As might be expected from the lot numbers the total amount raised this month was well down on the previous month. The amount raised was less than half that raised at September’s auctions. Again this probably shouldn’t be taken as a sign of a market downturn given the very busy September and the fact that a major auction house didn’t hold an event. The £272.5m raised in total in October was about average for the last 12 months, and oddly again (as with lot volume) almost identical to October 2022.

But the average price per sale drops sharply

Another notable statistic this month was a fall in the average sale prices of property at auction in the UK. At just £109,000 approximately per property sold this was the lowest (except for an anomalous figure in February) for the last 12 months – and around a 15% price fall compared to several recent months. In particular, the average price of a property sold at an online auction was only around £99,000 – which appears on the face of it to be something of a bargain for buyers.

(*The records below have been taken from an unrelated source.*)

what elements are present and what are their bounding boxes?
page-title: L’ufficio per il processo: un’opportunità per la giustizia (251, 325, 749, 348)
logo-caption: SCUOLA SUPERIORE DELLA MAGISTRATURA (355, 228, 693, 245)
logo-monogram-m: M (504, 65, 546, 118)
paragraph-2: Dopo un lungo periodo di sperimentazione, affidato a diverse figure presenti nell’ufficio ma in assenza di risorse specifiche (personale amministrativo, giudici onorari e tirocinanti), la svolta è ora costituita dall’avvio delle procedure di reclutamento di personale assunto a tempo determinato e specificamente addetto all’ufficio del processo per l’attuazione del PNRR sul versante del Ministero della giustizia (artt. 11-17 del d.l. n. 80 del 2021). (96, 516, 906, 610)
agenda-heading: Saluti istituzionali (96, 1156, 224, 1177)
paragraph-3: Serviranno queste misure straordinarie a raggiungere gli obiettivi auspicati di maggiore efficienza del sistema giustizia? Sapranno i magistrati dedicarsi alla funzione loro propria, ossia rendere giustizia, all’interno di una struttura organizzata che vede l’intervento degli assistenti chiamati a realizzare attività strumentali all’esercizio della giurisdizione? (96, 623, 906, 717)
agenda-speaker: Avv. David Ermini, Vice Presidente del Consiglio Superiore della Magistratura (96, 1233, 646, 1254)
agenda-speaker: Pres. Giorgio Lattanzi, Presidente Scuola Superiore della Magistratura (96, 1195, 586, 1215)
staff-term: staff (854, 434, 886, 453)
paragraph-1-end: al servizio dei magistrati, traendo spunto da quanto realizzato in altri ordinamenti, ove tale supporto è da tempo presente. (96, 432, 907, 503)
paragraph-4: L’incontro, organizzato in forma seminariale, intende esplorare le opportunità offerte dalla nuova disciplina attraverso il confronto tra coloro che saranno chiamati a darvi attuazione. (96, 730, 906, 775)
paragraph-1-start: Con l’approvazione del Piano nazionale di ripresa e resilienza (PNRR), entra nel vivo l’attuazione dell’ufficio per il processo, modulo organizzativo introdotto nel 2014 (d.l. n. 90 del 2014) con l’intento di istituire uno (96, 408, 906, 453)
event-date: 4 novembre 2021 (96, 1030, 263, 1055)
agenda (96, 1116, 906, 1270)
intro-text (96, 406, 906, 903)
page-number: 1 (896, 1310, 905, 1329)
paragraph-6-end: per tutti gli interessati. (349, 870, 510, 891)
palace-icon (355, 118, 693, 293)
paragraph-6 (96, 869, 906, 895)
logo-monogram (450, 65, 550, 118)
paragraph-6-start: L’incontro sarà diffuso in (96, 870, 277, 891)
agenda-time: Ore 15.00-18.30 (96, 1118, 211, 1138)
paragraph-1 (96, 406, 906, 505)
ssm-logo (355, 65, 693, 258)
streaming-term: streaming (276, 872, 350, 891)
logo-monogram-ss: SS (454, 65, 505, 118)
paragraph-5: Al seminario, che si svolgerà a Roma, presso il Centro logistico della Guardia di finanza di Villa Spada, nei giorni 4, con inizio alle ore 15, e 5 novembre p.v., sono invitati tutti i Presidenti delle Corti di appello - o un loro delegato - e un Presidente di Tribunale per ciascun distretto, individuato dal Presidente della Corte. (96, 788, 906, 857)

Could this mean that property prices are falling? Or could it just be that more cheaper properties (such as smaller buy to lets perhaps) are being sold off this way? It will probably take a few more months of returns (the winter 2023-24 months will be interesting to watch) before any clear trend appears.


To answer the question, do the auction returns for October 2023 show that the property market is slowing? A fair answer would probably be …. not necessarily.

The sales percentages may suggest buyers are being cautious and auction pricing may suggest good value is to be had. But the lots offered and amounts raised do not suggest a slow down. And nor do they suggest sellers are rushing to sell. These figures are, in fact, in line with the averages over the last year and, uncannily perhaps, similar to October 2022 when the market was still pretty warm (although reeling from the impact of the now infamous mini-budget).

Looking at the market ahead now: After a turbulent year mortgage interest rates seem to be stabilising. This could tempt some buyers and investors to make a move. The Autumn Statement on 22 November will also be very relevant. In the countdown to an election year there are mixed messages on tax cuts, and rumours of possible incentives for home buyers.